Neyse, bu zamana kadar geldik işte. Büyüdüm. Gerçek hayattaki herhangi bir ilişkiyle karıştırmayacak kadar bilinçliydim her zaman. Ayrıydı benim için. Konuştuğum tanıştığım insanlarla bir alakası yoktu, hala da yok. Ama hala işte böyle iTunes şerefsizlik yapıp en damardan şarkıları çaldığı zaman hissediyorum 14 yaşındaki kendimi. O kadar sevmek ki ölümüne sahiplenmek. Beni sevsin değil, benim OLSUN. Sadece benim. Gerçek sevginin "o mutlu olsun, bende olurum" tarzında olduğunu iddia eden insanlardan olmadım hiç, katılmadım da. Sevgi var, sevgi var. Çocuğunun mutlu olması seni de mutlu eder evet, ama aşık olduğun insan bir başkasıyla mutlu olacaksa, ikimizde ölelim tercih ederim. Bencillik belki de, evet, ama benim için aşk zaten bencilce bir duygu. Koşulsuz evet, karşılık beklemeden evet, ama bencil. Sadece ve sadece ben. Öyle benim için. "My heart can stop only for you my darling, you gotta believe me". Sen o şekilde, you gotta believe me dedikten sonra herşeyim durabilir senin için sevgili Ville.

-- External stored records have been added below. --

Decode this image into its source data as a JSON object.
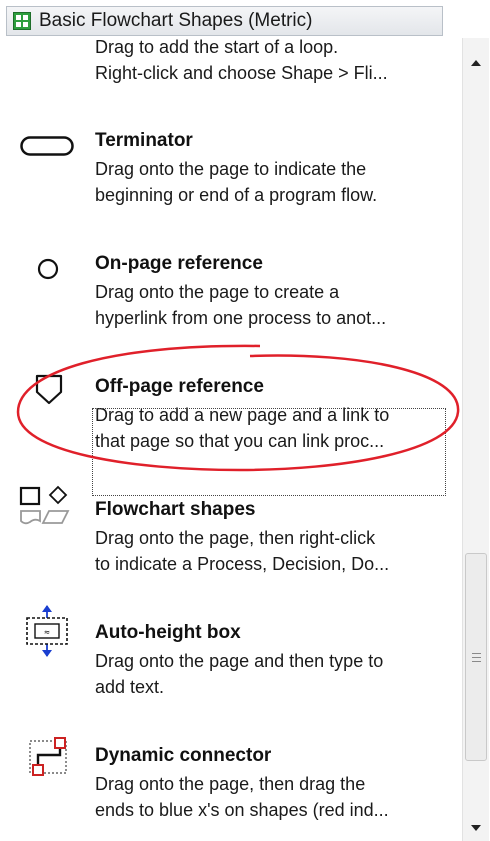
{
  "window": {
    "title": "Basic Flowchart Shapes (Metric)"
  },
  "items": [
    {
      "name": "",
      "desc_line1": "Drag to add the start of a loop.",
      "desc_line2": "Right-click and choose Shape > Fli..."
    },
    {
      "name": "Terminator",
      "desc_line1": "Drag onto the page to indicate the",
      "desc_line2": "beginning or end of a program flow."
    },
    {
      "name": "On-page reference",
      "desc_line1": "Drag onto the page to create a",
      "desc_line2": "hyperlink from one process to anot..."
    },
    {
      "name": "Off-page reference",
      "desc_line1": "Drag to add a new page and a link to",
      "desc_line2": "that page so that you can link proc..."
    },
    {
      "name": "Flowchart shapes",
      "desc_line1": "Drag onto the page, then right-click",
      "desc_line2": "to indicate a Process, Decision, Do..."
    },
    {
      "name": "Auto-height box",
      "desc_line1": "Drag onto the page and then type to",
      "desc_line2": "add text."
    },
    {
      "name": "Dynamic connector",
      "desc_line1": "Drag onto the page, then drag the",
      "desc_line2": "ends to blue x's on shapes (red ind..."
    }
  ],
  "selected_item": "Off-page reference",
  "colors": {
    "annotation_red": "#e0202a",
    "connector_blue": "#1a3fd0",
    "connector_red": "#cc2222",
    "stencil_green": "#2e9e3e"
  },
  "icons": {
    "stencil": "green-stencil-grid-icon",
    "loop": "loop-limit-icon",
    "terminator": "terminator-icon",
    "on_page": "on-page-reference-icon",
    "off_page": "off-page-reference-icon",
    "flowchart": "flowchart-shapes-icon",
    "auto_height": "auto-height-box-icon",
    "connector": "dynamic-connector-icon"
  }
}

Evet, sonuna geldim sanırım. Artık bitirip gerçekliğe dönmem lazım. Sınavıma çalışmam lazım. Arada bir iyi geliyor ama obsesyonumu dökmek. Güzelmiş, aferim blog.

Ha çok son olarak, H.I.M. sözlerini çok cheesy bulan insanlara zaman zaman katılmakla beraber aslında cheesy şeylerin kimilerine göre inanılmaz içten ve raw olduğunu da söylemek isterim.